José, el soñador

Fue hace mucho tiempo. Yo disfrutaba tanto del cariño de mi padre… Él era anciano. Yo era pequeño, y de verdad que me mimaba. Me gustaba estar con él. Se reía conmigo, y le brillaban los ojos con ternura. Me regalaba tantas cosas… yo no me daba ni cuenta de que mis hermanos estaban celosos. ¿Cómo iba yo a pensar que la felicidad de mi padre fuera algo que pudiese herir a otros? Me gustaba ir donde estaban ellos. Yo les contaba mis sueños –porque soñaba, sí, soñaba con risas, con cosechas abundantes, con fiestas en las que estábamos todos–. Ellos me llamaban soñador, ingenuo, y se reían de mí. Algunos de los mayores dejaron de hablarme. Yo no comprendía bien su enfado, pero no creí que fuera para tanto.
Hasta aquel día en que, al llegar donde estaban, se abalanzaron sobre mí y me tiraron a un aljibe para el agua. No entendía lo que estaba pasando. Los llamaba, pero no me respondían. Solo Rubén me miraba y yo supe que sufría.
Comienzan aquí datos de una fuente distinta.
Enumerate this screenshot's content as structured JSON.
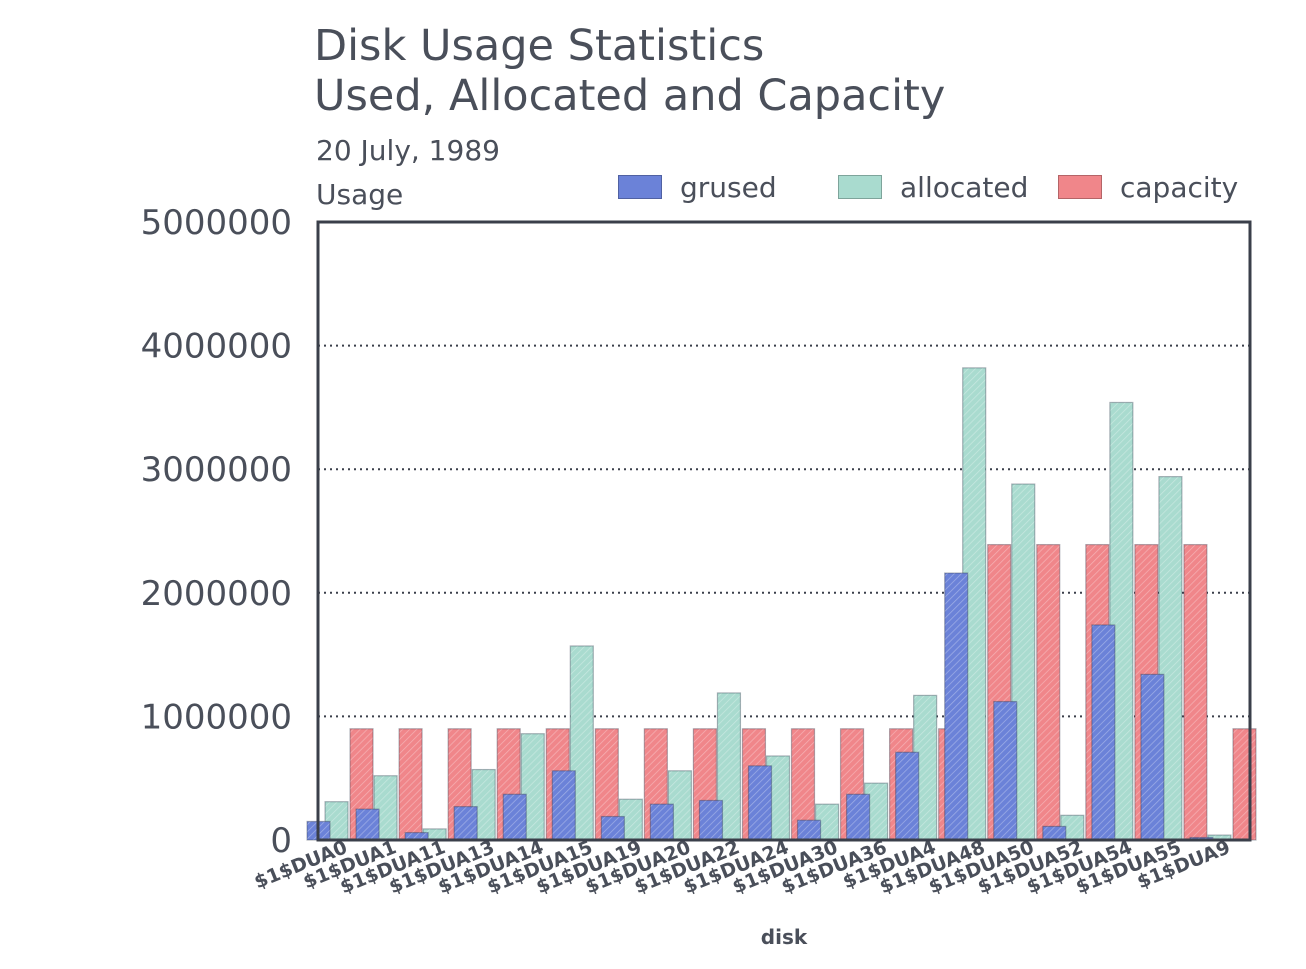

Pero los demás, ¿qué estaba pasando con ellos? ¿Era una broma? ¿Un juego cruel? Solo cuando me sacaron, me entregaron a unos mercaderes, y vi que los mercaderes pagaban una bolsa de monedas a mi hermano mayor, comprendí que me estaban vendiendo. Yo lloraba, les suplicaba, y vi que alguno de ellos apartaba la mirada, creo que con vergüenza. Solo Rubén lloraba conmigo. Luego, los perdí de vista.
No me salió odiarlos, a pesar de lo que me habían hecho. No quise, y no quiero. Porque mis sueños no incluyen el odio. Y sé que algún día incluso entre nosotros, el amor será posible.